The Culture Minister and Kabát
Jiří Besser explains his unlikely enthusiasm for a popular Czech heavy rock group
More than once, Culture Minister Jiří Besser has expressed his love for the Czech heavy rock group Kabát ("Coat"). This "pub rock" band is known for indulging in alcohol, sex, chauvinistic lyrics and black humor, and is a long way from being considered a national cultural treasure.
Kabát represented the Czech Republic at the 2007 Eurovision Song Contest. In 2002, the band won the Anděl Award for the year's best-selling album in all categories. And Kabát finished third in this year's Zlatý slavík ("Golden Nightingale") "best band" year.
You once mentioned Kabát as an example of creativity in showbiz. What did you mean by that?
I compared them to a much more successful band, U2, which has made a big contribution to the Irish economy. I wanted to point out that Kabát sold one million copies [of their album] and therefore plays a similar role in our economy. It was a simple comparison but Kabát has stuck with me ever since. But, in fact, it all emerged by chance during the election campaign.
By chance? You were present at the launch of their new album.
Well, yes, I was, but that was only for the fun of it. I wanted to meet them. But it was only a coincidence. When I was preparing my CV for the election campaign website [in October 2010], I listed my favorite musicians as Eric Clapton and The Beatles but my son told me to include a Czech band as well. I asked him what the name of the band was that he listened to at his ice hockey club, and that is how Kabát entered my life. I trained hockey teams for years and it's true that hockey players really like that kind of music. But not only that kind -- they also listen to Malovaný džbánek by Helena Vondráčková ["Painted Jar" -- a famous pop song by a singer who became famous during Communism].

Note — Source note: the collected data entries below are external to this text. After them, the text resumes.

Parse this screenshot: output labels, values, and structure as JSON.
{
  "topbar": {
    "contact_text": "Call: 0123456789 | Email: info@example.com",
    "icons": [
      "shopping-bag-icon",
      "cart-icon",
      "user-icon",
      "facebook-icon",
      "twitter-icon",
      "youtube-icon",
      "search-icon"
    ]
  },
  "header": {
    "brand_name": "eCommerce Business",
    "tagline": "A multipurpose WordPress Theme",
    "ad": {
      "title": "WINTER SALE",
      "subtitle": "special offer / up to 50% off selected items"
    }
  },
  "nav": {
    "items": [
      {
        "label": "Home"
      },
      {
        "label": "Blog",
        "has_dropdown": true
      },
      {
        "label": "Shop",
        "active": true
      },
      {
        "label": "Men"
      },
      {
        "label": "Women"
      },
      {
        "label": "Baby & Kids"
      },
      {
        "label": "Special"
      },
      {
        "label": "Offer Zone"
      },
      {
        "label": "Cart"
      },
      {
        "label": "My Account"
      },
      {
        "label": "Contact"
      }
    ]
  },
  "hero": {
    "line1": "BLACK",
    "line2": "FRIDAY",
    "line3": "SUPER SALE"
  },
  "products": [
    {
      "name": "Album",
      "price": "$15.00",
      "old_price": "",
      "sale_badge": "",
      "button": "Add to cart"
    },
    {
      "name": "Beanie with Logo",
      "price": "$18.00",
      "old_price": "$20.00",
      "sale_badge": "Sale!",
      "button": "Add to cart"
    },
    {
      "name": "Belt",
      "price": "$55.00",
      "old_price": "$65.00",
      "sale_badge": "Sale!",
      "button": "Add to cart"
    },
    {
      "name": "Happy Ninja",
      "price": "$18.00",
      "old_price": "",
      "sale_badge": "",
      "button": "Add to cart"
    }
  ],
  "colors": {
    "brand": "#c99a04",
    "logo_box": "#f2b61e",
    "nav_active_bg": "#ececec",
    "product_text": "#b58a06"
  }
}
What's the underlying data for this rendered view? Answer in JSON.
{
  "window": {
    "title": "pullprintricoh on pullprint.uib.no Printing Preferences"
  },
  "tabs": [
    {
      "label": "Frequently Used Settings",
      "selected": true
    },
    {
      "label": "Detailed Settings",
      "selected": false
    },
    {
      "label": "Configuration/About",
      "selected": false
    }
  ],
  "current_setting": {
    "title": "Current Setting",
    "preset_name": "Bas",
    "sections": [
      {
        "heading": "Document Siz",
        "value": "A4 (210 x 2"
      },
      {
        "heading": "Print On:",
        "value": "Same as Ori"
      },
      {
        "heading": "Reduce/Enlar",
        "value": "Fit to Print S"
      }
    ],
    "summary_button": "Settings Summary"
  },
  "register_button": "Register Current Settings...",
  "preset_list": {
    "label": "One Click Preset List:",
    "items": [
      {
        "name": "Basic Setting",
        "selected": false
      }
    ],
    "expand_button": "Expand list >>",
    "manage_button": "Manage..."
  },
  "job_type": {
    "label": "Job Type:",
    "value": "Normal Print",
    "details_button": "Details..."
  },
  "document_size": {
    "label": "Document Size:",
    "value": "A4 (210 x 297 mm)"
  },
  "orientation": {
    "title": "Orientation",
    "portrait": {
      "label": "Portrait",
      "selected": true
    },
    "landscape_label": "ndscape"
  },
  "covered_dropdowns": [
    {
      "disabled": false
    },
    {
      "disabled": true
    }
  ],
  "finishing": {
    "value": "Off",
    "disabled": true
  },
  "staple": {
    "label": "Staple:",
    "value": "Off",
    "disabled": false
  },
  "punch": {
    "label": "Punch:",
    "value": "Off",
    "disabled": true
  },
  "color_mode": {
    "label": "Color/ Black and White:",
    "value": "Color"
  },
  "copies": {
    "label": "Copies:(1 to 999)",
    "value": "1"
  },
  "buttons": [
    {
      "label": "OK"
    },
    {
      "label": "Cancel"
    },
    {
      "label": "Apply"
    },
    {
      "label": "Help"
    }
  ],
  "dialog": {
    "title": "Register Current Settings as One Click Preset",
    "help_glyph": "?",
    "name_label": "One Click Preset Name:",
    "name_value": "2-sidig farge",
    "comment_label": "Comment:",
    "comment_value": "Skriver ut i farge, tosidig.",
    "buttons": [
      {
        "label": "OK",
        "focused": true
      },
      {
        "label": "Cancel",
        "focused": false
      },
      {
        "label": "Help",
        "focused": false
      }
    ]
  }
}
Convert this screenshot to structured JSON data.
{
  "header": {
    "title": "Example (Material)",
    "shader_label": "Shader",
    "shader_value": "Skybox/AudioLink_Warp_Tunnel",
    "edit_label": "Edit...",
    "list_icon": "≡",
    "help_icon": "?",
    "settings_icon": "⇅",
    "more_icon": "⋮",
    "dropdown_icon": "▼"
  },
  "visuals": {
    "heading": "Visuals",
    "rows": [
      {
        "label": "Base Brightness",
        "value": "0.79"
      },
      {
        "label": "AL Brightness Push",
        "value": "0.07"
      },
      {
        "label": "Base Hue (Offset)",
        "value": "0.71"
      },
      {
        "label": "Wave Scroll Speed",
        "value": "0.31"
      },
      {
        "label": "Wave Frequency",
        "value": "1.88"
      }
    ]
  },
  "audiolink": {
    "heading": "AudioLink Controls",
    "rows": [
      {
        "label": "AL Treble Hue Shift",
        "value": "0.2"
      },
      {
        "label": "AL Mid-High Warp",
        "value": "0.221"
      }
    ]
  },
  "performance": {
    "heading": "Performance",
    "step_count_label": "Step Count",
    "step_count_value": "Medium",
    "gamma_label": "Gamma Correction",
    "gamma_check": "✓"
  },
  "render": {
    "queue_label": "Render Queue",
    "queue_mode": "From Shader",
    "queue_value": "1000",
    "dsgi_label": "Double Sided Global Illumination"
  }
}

How did you like Kabát's live concert?
I went to the concert to relax because what else should you do at a cultural performance, right? But I don't follow Kabát too closely, I just wanted to have fun. Who is entitled to judge whether it's good culture or bad culture? If you read the lyrics written by Milan Špalek [Kabát's bassist and lyricist], they aren't uncultured. In fact, in many cases they're quite interesting. Let's take the words of the song Lady Gag a Rin from their latest album [Banditi di Praga, 2010, EMI] as an example. They are fun and, at the same time, they represent the testimony of the post-1968 generation. It is all very well expressed in the song.
Do you know this one: "If there were no women, men wouldn't wash their dicks and would jerk off the whole day?"
Well, this is something else. I don't really like that kind of song.
So you prefer the more "intelligent" face of Kabát?
Exactly. I don't want to listen to songs that I don't consider tasteful. I must say their latest album has a number of interesting and decent songs. By the way, I am using one of Kabát's songs as my mobile phone ringtone. Just to provoke people.
Kabát is a down-to-earth pub rock band and you hail from a political party with aristocratic roots (TOP 09, headed by Karel Schwarzenberg, who is from an old aristocratic family). Aren't your colleagues a bit surprised by your musical tastes?
I am a member of a different party -- Starostové a nezávislí ("Mayors and Independents"), not of TOP 09. I don't think it is fair to consider Kabát a pub rock band. How, then, would you explain to me that they won the Zlatý slavík ("Golden Nightingale") award [a popular music competition dating back to Communist times]?
Karel Gott [legendary Czech crooner] is also a winner of the Zlatý slavík award. Does he represent Czech pop music?
That's a little questionable. All I want to say here is I don't distinguish between high culture and low culture. What's bad about selling a million records and winning a Zlatý slavík? Simply put, I don't think Kabát has a bad moral influence on the nation. The band has a number of songs that are funny and authentic. Also, remember how many songs of theirs people know by heart? I'm totally liberal -- anybody can listen to whatever he or she wants. Of course, I understand that it can raise eyebrows if the culture minister listens to a song about dicks at a hockey club. But the truth is I have always been a bit of a provocateur.